I am aware, however, that there are people with differing opinions out there. One only has to read comments left to articles on various sports websites to see that there are men who still voice sexual and/or sexist thoughts when it comes to women in sports, be it in the game or on the sidelines.
For example, one censored comment to a FOX Sports follow-up story on the Ines Sainz debacle from October reads, in part, "Just do the Playboy set and get it over with."
Crude? Yes. I'm not defending that kind of speech or behavior in any way.
Yet, here's part of the discussion that I think honestly gets overlooked: some women don't help themselves in that department either and they need to be held accountable for their part in the equation.

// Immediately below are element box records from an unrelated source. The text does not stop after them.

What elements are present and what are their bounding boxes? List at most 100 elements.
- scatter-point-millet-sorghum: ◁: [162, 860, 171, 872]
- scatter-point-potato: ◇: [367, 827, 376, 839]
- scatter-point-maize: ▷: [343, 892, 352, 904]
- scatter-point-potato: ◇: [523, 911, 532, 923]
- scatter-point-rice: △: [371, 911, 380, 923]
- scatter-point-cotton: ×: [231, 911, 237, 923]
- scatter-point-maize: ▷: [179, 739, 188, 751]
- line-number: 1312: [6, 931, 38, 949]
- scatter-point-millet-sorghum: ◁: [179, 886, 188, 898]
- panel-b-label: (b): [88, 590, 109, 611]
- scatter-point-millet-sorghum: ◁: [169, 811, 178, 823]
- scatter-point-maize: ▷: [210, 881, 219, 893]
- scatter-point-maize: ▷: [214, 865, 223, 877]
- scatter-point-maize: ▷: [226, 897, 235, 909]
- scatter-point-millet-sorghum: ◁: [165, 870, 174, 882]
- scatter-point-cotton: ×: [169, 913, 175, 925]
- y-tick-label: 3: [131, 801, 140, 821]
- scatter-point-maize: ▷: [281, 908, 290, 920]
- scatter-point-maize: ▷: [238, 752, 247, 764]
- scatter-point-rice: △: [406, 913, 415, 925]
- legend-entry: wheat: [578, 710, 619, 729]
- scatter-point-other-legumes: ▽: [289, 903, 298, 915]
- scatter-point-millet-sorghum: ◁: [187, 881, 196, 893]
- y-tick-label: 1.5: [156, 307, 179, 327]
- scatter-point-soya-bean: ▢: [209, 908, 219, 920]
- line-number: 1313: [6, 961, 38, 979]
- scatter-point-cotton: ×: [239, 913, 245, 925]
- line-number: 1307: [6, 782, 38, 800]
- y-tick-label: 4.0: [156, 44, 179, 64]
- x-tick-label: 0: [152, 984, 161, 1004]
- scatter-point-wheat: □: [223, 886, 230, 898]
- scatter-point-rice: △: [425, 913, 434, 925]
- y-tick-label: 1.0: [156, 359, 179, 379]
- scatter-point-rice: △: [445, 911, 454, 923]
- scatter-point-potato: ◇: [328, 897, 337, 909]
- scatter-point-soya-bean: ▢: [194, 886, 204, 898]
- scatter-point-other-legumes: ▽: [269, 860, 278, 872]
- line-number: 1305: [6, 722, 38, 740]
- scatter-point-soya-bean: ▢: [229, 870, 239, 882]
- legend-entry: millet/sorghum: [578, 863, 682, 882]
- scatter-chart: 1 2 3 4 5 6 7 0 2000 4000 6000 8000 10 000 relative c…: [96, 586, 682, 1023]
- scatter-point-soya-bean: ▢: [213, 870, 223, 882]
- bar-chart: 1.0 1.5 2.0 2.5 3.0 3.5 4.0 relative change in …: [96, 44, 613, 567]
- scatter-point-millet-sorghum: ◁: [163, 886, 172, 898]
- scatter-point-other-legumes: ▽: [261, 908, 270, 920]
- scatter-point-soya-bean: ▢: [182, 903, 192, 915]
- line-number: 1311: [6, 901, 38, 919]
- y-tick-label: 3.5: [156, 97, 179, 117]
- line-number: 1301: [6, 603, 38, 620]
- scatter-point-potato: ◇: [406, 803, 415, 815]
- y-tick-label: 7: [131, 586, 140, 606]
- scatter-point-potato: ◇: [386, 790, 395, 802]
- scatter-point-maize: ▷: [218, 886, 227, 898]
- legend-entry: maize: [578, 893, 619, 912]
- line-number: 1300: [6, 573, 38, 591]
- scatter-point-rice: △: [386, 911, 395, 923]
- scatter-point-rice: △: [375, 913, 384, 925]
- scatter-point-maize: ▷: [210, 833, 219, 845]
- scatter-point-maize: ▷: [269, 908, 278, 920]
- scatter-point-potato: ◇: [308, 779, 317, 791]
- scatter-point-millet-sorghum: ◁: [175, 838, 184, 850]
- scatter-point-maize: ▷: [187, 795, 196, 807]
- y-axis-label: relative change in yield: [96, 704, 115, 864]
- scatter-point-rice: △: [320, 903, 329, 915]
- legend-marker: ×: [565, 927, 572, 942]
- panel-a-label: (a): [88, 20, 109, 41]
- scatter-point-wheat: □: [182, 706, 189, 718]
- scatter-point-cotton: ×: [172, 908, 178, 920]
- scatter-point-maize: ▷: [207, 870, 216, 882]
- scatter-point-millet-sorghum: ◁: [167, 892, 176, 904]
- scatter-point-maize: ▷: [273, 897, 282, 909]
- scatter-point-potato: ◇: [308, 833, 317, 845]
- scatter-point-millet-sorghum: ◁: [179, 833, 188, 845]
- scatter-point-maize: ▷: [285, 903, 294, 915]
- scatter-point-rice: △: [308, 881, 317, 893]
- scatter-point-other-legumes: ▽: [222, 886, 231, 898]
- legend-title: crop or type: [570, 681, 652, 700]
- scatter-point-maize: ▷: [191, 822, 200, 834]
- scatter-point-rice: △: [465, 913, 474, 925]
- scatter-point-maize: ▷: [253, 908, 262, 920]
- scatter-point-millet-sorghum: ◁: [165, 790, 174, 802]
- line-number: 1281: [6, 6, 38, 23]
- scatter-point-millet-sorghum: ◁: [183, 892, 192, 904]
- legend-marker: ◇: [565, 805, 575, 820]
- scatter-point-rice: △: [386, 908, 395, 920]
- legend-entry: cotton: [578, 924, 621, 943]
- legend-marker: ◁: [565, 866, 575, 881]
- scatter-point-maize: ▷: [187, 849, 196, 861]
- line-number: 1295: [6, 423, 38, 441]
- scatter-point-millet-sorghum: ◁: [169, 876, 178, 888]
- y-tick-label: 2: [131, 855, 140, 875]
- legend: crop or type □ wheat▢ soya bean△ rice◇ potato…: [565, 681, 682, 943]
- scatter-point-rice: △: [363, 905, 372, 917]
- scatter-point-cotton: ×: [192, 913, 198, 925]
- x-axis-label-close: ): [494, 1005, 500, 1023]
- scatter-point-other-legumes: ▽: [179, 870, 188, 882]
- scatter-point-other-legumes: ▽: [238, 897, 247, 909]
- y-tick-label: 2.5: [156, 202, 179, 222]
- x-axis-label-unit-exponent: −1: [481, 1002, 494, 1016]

There are a lot of great, classy female sportswriters and anchors out there. There's a whole host of them who inspired me, such as Linda Cohn, Robin Roberts, Gayle Gardner and Jackie MacMullan. I respect them deeply, in part because none of them have ever tried to use their gender to get attention or get ahead.
Part of the reason the Sainz story rubbed me the wrong way was not just the response to it, but how she presented herself to begin with. A female sportswriter can't show up on her network's website in a skimpy bikini and then complain about how she's looked at by men.
I'm not saying that excuses anyone else, but putting herself out as eye candy is in direct contrast to being seen and treated as a media professional.
Speaking for myself, I always turn up to work in a suit, but then again, I don't even own anything low-cut to begin with. There's a certain image that I want to put out, because there's a certain way I want to be seen and aside from a few odd looks sometimes, I've never been treated badly at any event I've covered.
Even the drunk guy who got into a fight with me at a San Diego Padres game last season didn't pull the gender card. I'm very blessed that way, but I also don't bring up my gender. It doesn't come to mind at all when I've got a job to do.
The sports world, at least for now and the foreseeable future, is male-dominated. I knew that when I decided I was going to be a part of it. It's up to me to behave appropriately, and that's all I can control.
So, hello, Bleacher Report. I'm a sportswriter who just happens to be a woman. And I wouldn't want it any other way.